Geschichten aus dem Reichen Ebrachgrund

14.12.2021, 10:10 Uhr
Der zweite Band mit Erinnerungen und Schilderungen des Lebens im Reichen Ebrachgrund ist still und leise erschienen.

 

Der zweite Band mit Erinnerungen und Schilderungen des Lebens im Reichen Ebrachgrund ist still und leise erschienen.   © privat, NN

Wie im „Rückspiegel auf Fränkisch“ greift der 1941 in Bamberg geborene und in Limbach aufgewachsene Autor tief in die Schatzkiste der Ortsgeschichten. Unter dem Titel „Haus-Noma“ erzählt der frühere Steuerberater beispielsweise den Wandel der Zeiten anhand häufig in den Gemeinden Pommersfelden, Mühlhausen und Wachenroth vorkommenden Familiennamen.
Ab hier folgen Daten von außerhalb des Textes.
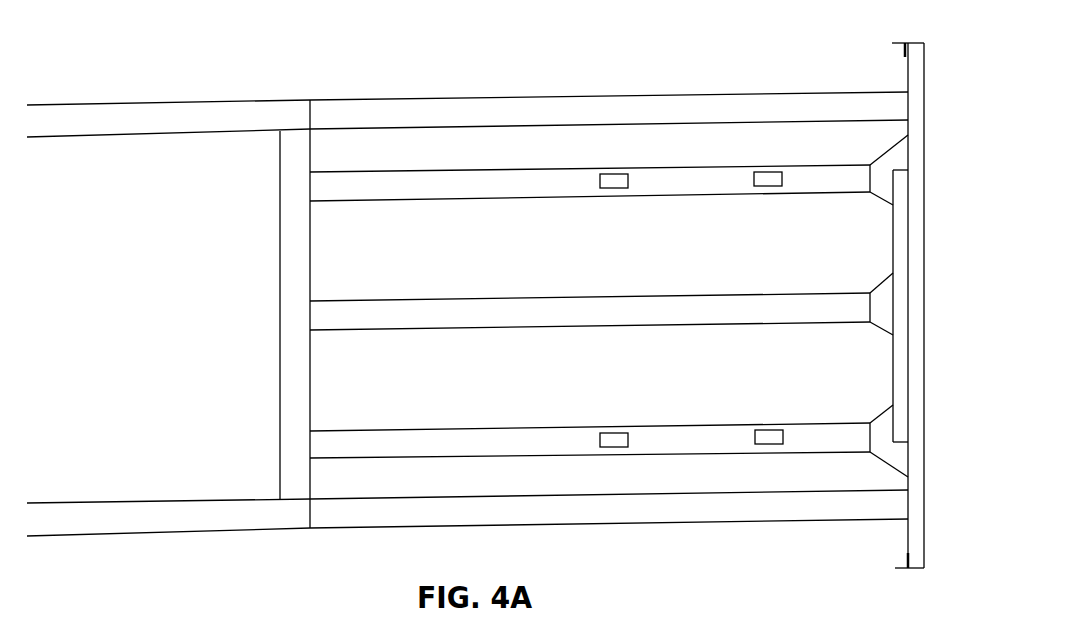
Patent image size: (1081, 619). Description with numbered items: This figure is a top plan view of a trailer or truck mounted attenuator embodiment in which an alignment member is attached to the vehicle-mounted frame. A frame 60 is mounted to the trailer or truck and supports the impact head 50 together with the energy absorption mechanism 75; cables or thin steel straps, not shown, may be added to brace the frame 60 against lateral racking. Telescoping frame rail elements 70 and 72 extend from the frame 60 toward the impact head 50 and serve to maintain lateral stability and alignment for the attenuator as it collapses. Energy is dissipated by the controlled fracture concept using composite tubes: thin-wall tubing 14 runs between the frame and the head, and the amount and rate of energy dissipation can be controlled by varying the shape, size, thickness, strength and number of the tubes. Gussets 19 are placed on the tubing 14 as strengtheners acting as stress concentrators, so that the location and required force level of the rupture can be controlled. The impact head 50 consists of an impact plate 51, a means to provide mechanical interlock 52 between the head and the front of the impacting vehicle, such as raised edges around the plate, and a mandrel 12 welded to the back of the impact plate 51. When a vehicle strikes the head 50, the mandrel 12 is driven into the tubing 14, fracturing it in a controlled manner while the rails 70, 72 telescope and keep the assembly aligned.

The mandrel 12 is at (834, 262).
The thin-wall tubing 14 is at (590, 124).
The gussets 19 is at (691, 309).
The impact head 50 is at (933, 305).
The impact plate 51 is at (859, 306).
The mechanical interlock means 52 is at (953, 305).
The frame 60 is at (202, 315).
The telescoping frame rail element 70 is at (467, 291).
The telescoping frame rail element 72 is at (467, 92).
The energy absorption mechanism 75 is at (590, 375).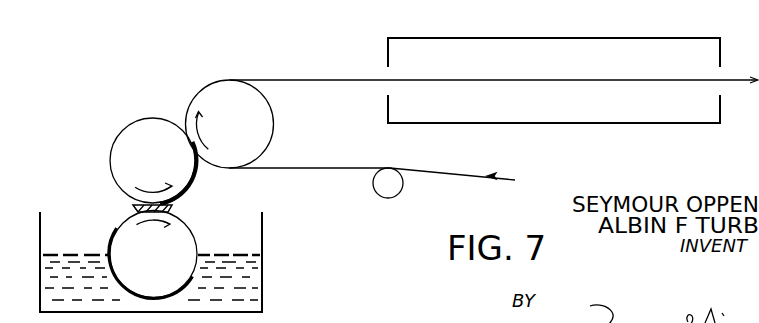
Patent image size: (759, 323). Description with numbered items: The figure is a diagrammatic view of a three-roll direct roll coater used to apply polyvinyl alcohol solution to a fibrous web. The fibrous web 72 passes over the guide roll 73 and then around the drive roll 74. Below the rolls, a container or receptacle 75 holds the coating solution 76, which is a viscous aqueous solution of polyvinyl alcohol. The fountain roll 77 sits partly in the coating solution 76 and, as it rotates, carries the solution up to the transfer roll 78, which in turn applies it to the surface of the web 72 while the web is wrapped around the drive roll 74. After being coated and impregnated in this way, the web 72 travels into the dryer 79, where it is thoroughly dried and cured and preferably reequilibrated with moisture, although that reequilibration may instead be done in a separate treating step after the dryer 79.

The fibrous web 72 is at (420, 170).
The guide roll 73 is at (388, 199).
The drive roll 74 is at (263, 132).
The container or receptacle 75 is at (263, 307).
The coating solution 76 is at (243, 238).
The fountain roll 77 is at (181, 230).
The transfer roll 78 is at (122, 139).
The dryer 79 is at (508, 38).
Er berichtet in lebendigen Reimen von Vereinsausflügen oder berichtet bilderreich und unterhaltsam, wie in den 1950er Jahren Advent gefeiert wurde: „Dä grau Novembä geehd schdill naus, Doodnsunndooch mächd as End.“

Es sind fröhliche, aber auch nachdenklich stimmende Betrachtungen, die vor allem beim ortskundigen Leser viele Erinnerungen wecken.

Eine Vielfalt an Themen

So vielfältig wie die Themen ist auch die Gestaltung des fast 130-Seiten starken Gedichtbandes, um die sich wiederum der Ehrenvorsitzende des Heimatvereins Reicher Ebrachgrund, Franz Kachler, gekümmert hat. Die passende Illustration bieten Abbildungen der Seidenmalereien von Bärbel Kachler und von Figuren, die Lissy Hirschmann getöpfert hat.

Zusammen mit den historischen Fotografien von Konfirmationen, Schulklassen oder Familienfeiern bietet das fest gebundene Buch einen bunten Rundumschlag an liebevoll betrachteter Heimatgeschichte in Mundart, abgerundet durch aktuelle Verse über Corona wie die Liedneudichtung von „Die Gedanken sind frei“. Wenn es die Pandemie-Lage und der Gesundheitszustand von Helmut Schleicher zulassen, möchte der Heimatverein im Frühjahr 2022 zu einer Autorenlesung einladen.